Un nuovo rapporto di Soldo rivela l’entità delle difficoltà finanziarie che i dipendenti devono affrontare a causa delle spese anticipate. La ricerca, condotta in Italia da Ipsos su un campione di 400 professionisti, rivela che per l’80% degli intervistati anticipare le spese per conto della propria azienda ha avuto un impatto negativo sulle finanze personali. Il 55% è scontento di utilizzare i propri soldi, percentuale che sale al 61% per chi sperimenta un impatto sensibile sulle proprie finanze personali. Ben 7 dipendenti su 10 utilizzano il proprio denaro, per spese legate all’azienda, almeno una volta alla settimana e hanno registrato nel 45% dei casi un sensibile aumento delle spese rispetto all’anno precedente.
Il rapporto Ipsos sulle spese
Un modus operandi che porta sempre più i professionisti a prendere misure drastiche per coprire i costi, soprattutto considerando che i rimborsi arrivano dopo settimane, se non addirittura un mese o oltre (per il 16% del campione, soprattutto quando il datore di lavoro è una grande azienda). Oltre la metà degli intervistati (52%) ha fatto spesso ricorso alla carta di credito personale e l’11% ha chiesto prestiti ad amici o parenti.
Sono questi i dati sorprendenti della ricerca, che dimostra come le spese anticipate incidano sul benessere finanziario e mentale dei dipendenti. Un quarto di loro, il 22%, ammette di avere meno soldi per la spesa e altri beni essenziali, il 23% non riesce a risparmiare quanto vorrebbe (con una crescita al 35% nelle fasce di reddito più basse), mentre 6 su 10 (61%) vivono con ansia la necessità di gestire anticipi.
I costi legati alle trasferte e ai viaggi di rappresentanza costituiscono la fetta più significativa delle spese sostenute e troppo spesso ancora anticipate: pranzi e cene (53%), biglietti aerei, alloggio e altre spese relative al viaggio (45%) e infine il carburante (39%). E non è certamente un caso che queste spese figurino tra quelle che creano maggiori problematiche ai dipendenti: i dati Istat mostrano un aumento del prezzo dei biglietti aerei quasi doppio rispetto al 2021, mentre i prezzi di servizi di alloggio segnano un +18,1% annuo e +5,8% su base mensile.
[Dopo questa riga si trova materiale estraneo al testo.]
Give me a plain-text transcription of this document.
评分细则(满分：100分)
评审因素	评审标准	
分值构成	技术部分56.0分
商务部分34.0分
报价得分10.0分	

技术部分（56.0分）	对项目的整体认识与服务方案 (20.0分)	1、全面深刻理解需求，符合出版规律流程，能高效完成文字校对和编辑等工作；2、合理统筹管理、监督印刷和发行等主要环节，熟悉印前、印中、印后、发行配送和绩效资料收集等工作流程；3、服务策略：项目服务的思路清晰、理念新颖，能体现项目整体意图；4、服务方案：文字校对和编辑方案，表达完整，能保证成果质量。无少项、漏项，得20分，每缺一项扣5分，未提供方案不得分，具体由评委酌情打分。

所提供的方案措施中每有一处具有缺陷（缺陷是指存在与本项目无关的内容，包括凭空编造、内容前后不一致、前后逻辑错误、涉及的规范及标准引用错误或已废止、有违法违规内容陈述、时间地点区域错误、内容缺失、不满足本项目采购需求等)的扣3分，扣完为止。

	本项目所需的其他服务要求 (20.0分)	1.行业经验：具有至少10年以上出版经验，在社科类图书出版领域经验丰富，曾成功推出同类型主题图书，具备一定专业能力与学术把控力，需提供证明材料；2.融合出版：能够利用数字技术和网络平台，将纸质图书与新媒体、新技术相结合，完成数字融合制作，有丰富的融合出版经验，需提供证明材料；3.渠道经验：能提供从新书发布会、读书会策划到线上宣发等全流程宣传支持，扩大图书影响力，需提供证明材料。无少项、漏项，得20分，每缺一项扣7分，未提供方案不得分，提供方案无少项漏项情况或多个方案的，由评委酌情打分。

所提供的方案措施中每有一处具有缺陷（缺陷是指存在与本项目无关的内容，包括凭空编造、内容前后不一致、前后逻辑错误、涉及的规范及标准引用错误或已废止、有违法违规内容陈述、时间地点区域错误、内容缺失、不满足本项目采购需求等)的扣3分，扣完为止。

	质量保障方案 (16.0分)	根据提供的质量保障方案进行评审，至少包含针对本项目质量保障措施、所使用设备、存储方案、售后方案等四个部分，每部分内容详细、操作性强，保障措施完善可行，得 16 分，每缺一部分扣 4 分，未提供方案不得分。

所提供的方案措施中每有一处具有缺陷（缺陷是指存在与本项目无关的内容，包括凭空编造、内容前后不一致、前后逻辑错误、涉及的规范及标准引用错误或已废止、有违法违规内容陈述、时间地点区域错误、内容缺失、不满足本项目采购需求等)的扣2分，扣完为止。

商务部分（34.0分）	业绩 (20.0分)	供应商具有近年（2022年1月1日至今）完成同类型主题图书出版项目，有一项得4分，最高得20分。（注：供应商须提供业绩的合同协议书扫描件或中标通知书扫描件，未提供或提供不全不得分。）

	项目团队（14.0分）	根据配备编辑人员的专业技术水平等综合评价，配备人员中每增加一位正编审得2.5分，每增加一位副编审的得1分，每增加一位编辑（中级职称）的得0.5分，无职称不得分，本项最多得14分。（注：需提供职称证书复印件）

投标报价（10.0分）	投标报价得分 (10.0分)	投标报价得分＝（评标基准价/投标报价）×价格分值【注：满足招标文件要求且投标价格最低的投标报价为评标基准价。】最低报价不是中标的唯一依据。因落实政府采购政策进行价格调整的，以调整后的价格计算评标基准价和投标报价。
Le spese dello smart working
Un approfondimento a parte riguarda anche lo smart working e una nuova diatriba relativa ai costi del lavoro da casa, con una parte significativa degli intervistati che ritiene che l’attrezzatura per l’home office e una parte delle bollette siano da considerarsi spese di lavoro. Non a caso le dotazioni per l’home office (tastiera, monitor per PC) sono la quarta categoria di spesa più segnalata, mentre le bollette relative a energia e connessione wi-fi sono all’ottava posizione tra quelle per cui viene chiesto il rimborso al datore di lavoro.
Per il 24% dei dipendenti le aziende non hanno fatto nulla per contrastare l’aumento delle spese, limitandosi semplicemente ad incoraggiare la pratica del lavoro da casa.
Opinione condivisa dai dipendenti è l’urgenza di spingere le imprese a cambiare il processo di gestione delle spese. Il 56% afferma di volere una carta aziendale della propria società per eliminare completamente la necessità di rimborsi; 4 su 10 (41%) chiedono strumenti per l’acquisizione automatica delle ricevute mentre il 34% ritiene che le spese di basso valore dovrebbero essere soggette ad approvazioni meno rigorose.
L’aumento dell’inflazione incide sulle spese
Non sono solo i redditi più bassi a risentirne. Anche i dipendenti con stipendi di fascia più alta sono colpiti dall’aumento dell’inflazione. Ha avuto un effetto a catena sui costi legati all’attività lavorativa, come viaggi e intrattenimento. Inoltre, la difficoltà percepita del processo di richiesta di rimborso scoraggia i dipendenti dal richiedere l’intera somma a cui hanno diritto: il 70% degli intervistati afferma di non richiedere tutte le spese che ha anticipato, e addirittura una quota rilevante afferma di richiedere la metà o meno delle spese sostenute (44%). E tra le principali ragioni per non richiedere l’intero importo vengono citate i lunghi tempi di approvazione (41%) e il tempo e l’impegno necessari alla compilazione delle note spese (20%).
Il bollino nero? Va alle grandi aziende
La ricerca di Soldo mostra che sono proprio le grandi aziende ad essere meno propense ad apportare modifiche ai processi di spesa. Le fanno soltanto 1 su 5 (20%) delle grandi aziende; e circa un terzo (35%) di aziende medio-grandi con 250-499 dipendenti hanno apportato delle modifiche alla politica delle spese.